Anne Marie Graham Glasshouse Mountains and Beyond

In an experience similar to Captain Cook and the early explorers, I first saw the Glasshouse Mountains from the sea whilst gently idling up the Queensland coast as a passenger on a container ship. Although the contemporary reality of the journey did not quite live up to my romanticised tramp-steamer romantic dreams, my initial encounter with these haunting volcanic plugs definitely did. I use the word ‘haunting’ for there is definitely something eerie, if not paranormal, about these mountains, which hover individually like Victoria’s Hanging Rock o’er undulating tropic plains. From the sea, they arise bluely from the coast, a striking indication that the border into Queensland has absolutely been crossed and that further mysteries lie ahead. This is, after all, the spiritual home of The Big Pineapple…
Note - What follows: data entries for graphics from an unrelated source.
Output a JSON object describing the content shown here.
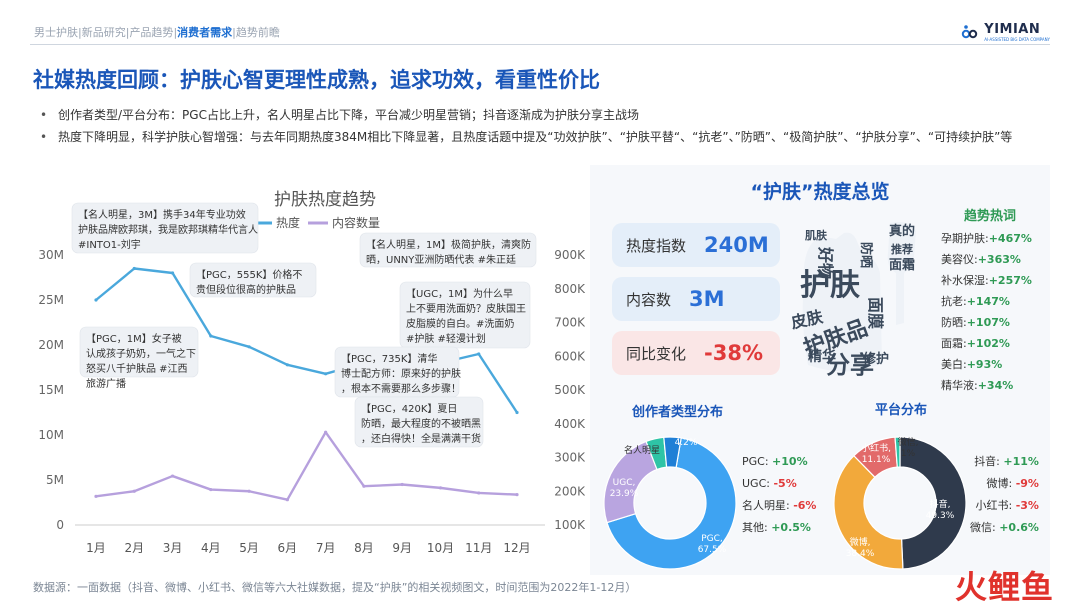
{
  "nav": {
    "items": [
      "男士护肤",
      "新品研究",
      "产品趋势",
      "消费者需求",
      "趋势前瞻"
    ],
    "active_index": 3
  },
  "brand": {
    "logo_text": "YIMIAN",
    "logo_sub": "AI-ASSISTED BIG DATA COMPANY",
    "bottom_mark": "火鲤鱼"
  },
  "title": "社媒热度回顾：护肤心智更理性成熟，追求功效，看重性价比",
  "bullets": [
    "创作者类型/平台分布：PGC占比上升，名人明星占比下降，平台减少明星营销；抖音逐渐成为护肤分享主战场",
    "热度下降明显，科学护肤心智增强：与去年同期热度384M相比下降显著，且热度话题中提及“功效护肤”、“护肤平替“、“抗老”、”防晒”、“极简护肤”、“护肤分享”、“可持续护肤”等"
  ],
  "source": "数据源：一面数据（抖音、微博、小红书、微信等六大社媒数据，提及“护肤”的相关视频图文，时间范围为2022年1-12月）",
  "chart_data": [
    {
      "type": "line",
      "title": "护肤热度趋势",
      "categories": [
        "1月",
        "2月",
        "3月",
        "4月",
        "5月",
        "6月",
        "7月",
        "8月",
        "9月",
        "10月",
        "11月",
        "12月"
      ],
      "series": [
        {
          "name": "热度",
          "axis": "left",
          "color": "#4aa8dc",
          "values": [
            25,
            28.5,
            28,
            21,
            19.8,
            17.8,
            16.8,
            18,
            18,
            18,
            19,
            12.5
          ]
        },
        {
          "name": "内容数量",
          "axis": "right",
          "color": "#b6a0dd",
          "values": [
            185,
            200,
            245,
            205,
            200,
            175,
            375,
            215,
            220,
            210,
            195,
            190
          ]
        }
      ],
      "y_left": {
        "ylim": [
          0,
          30
        ],
        "ticks": [
          "0",
          "5M",
          "10M",
          "15M",
          "20M",
          "25M",
          "30M"
        ]
      },
      "y_right": {
        "ylim": [
          100,
          900
        ],
        "ticks": [
          "100K",
          "200K",
          "300K",
          "400K",
          "500K",
          "600K",
          "700K",
          "800K",
          "900K"
        ]
      },
      "annotations": [
        {
          "text": "【名人明星，3M】携手34年专业功效护肤品牌欧邦琪，我是欧邦琪精华代言人#INTO1-刘宇"
        },
        {
          "text": "【PGC，555K】价格不贵但段位很高的护肤品"
        },
        {
          "text": "【PGC，1M】女子被认成孩子奶奶，一气之下怒买八千护肤品 #江西旅游广播"
        },
        {
          "text": "【名人明星，1M】极简护肤，清爽防晒，UNNY亚洲防晒代表 #朱正廷"
        },
        {
          "text": "【UGC，1M】为什么早上不要用洗面奶？皮肤国王皮脂膜的自白。#洗面奶 #护肤 #轻漫计划"
        },
        {
          "text": "【PGC，735K】清华博士配方师：原来好的护肤，根本不需要那么多步骤！"
        },
        {
          "text": "【PGC，420K】夏日防晒，最大程度的不被晒黑，还白得快！全是满满干货"
        }
      ]
    },
    {
      "type": "pie",
      "title": "创作者类型分布",
      "slices": [
        {
          "label": "PGC",
          "value": 67.5,
          "color": "#3ea3f2"
        },
        {
          "label": "UGC",
          "value": 23.9,
          "color": "#b9a5e0"
        },
        {
          "label": "名人明星",
          "value": 4.4,
          "color": "#2ec4a6"
        },
        {
          "label": "其他",
          "value": 4.2,
          "color": "#1f7fd6"
        }
      ],
      "slice_labels": [
        "PGC,\n67.5%",
        "UGC,\n23.9%",
        "名人明星",
        "4.2%"
      ],
      "legend": [
        {
          "label": "PGC:",
          "change": "+10%",
          "sign": "pos"
        },
        {
          "label": "UGC:",
          "change": "-5%",
          "sign": "neg"
        },
        {
          "label": "名人明星:",
          "change": "-6%",
          "sign": "neg"
        },
        {
          "label": "其他:",
          "change": "+0.5%",
          "sign": "pos"
        }
      ]
    },
    {
      "type": "pie",
      "title": "平台分布",
      "slices": [
        {
          "label": "抖音",
          "value": 49.3,
          "color": "#2f3a4c"
        },
        {
          "label": "微博",
          "value": 38.4,
          "color": "#f2a93b"
        },
        {
          "label": "小红书",
          "value": 11.1,
          "color": "#e26a6a"
        },
        {
          "label": "微信",
          "value": 1.2,
          "color": "#2ec4a6"
        }
      ],
      "slice_labels": [
        "抖音,\n49.3%",
        "微博,\n38.4%",
        "小红书,\n11.1%",
        "微信,\n1%"
      ],
      "legend": [
        {
          "label": "抖音:",
          "change": "+11%",
          "sign": "pos"
        },
        {
          "label": "微博:",
          "change": "-9%",
          "sign": "neg"
        },
        {
          "label": "小红书:",
          "change": "-3%",
          "sign": "neg"
        },
        {
          "label": "微信:",
          "change": "+0.6%",
          "sign": "pos"
        }
      ]
    }
  ],
  "overview": {
    "title": "“护肤”热度总览",
    "stats": [
      {
        "label": "热度指数",
        "value": "240M",
        "tone": "pos"
      },
      {
        "label": "内容数",
        "value": "3M",
        "tone": "pos"
      },
      {
        "label": "同比变化",
        "value": "-38%",
        "tone": "neg"
      }
    ],
    "wordcloud": [
      "护肤",
      "好物",
      "护肤品",
      "分享",
      "皮肤",
      "面膜",
      "精华",
      "修护",
      "防晒",
      "肌肤",
      "真的",
      "推荐",
      "面霜"
    ],
    "trend_title": "趋势热词",
    "trend_words": [
      {
        "word": "孕期护肤:",
        "value": "+467%"
      },
      {
        "word": "美容仪:",
        "value": "+363%"
      },
      {
        "word": "补水保湿:",
        "value": "+257%"
      },
      {
        "word": "抗老:",
        "value": "+147%"
      },
      {
        "word": "防晒:",
        "value": "+107%"
      },
      {
        "word": "面霜:",
        "value": "+102%"
      },
      {
        "word": "美白:",
        "value": "+93%"
      },
      {
        "word": "精华液:",
        "value": "+34%"
      }
    ]
  }
}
European artists have also been drawn to the Glasshouse Mountains ever since those first encounters and Anne Marie Graham, an inveterate traveller herself, has been visiting the region since 1973. When viewing the dead volcanos from land, there is a curious and contradictory intimacy to these monolithic forms caused, in part, by the rich tapestry of cultivation which carpets their loins. Indeed, the serried ranks of pineapple farms and banana plantations mimic the French vineyards and Italian olive groves which Anne has painted on previous occasions, locations gently humanised over centuries. This fusion is particularly evident in Pineapple Farm and Mixed Farm where the mounts rear up like benign sentinels overlooking the industry below.

The Glasshouse Mountain region is a landscape perfectly suited to Anne Marie Graham’s technique, honed over seventy years of continued practice, and which has now entered a remarkable phase of certainty since the turn of the new millennium. Her colour and insight has become, if anything, more audacious seen, for example, in the startling blue and purple palette of Aerial View, a brooding, cloud-swathed vision of the otherwise sunny locale. Glasshouse Mountains and Beyond is a glorious suite of paintings which celebrates Anne Marie Graham’s joi de vivre, and where her perpetual fascination with nature and its myriad forms is manifestly evident.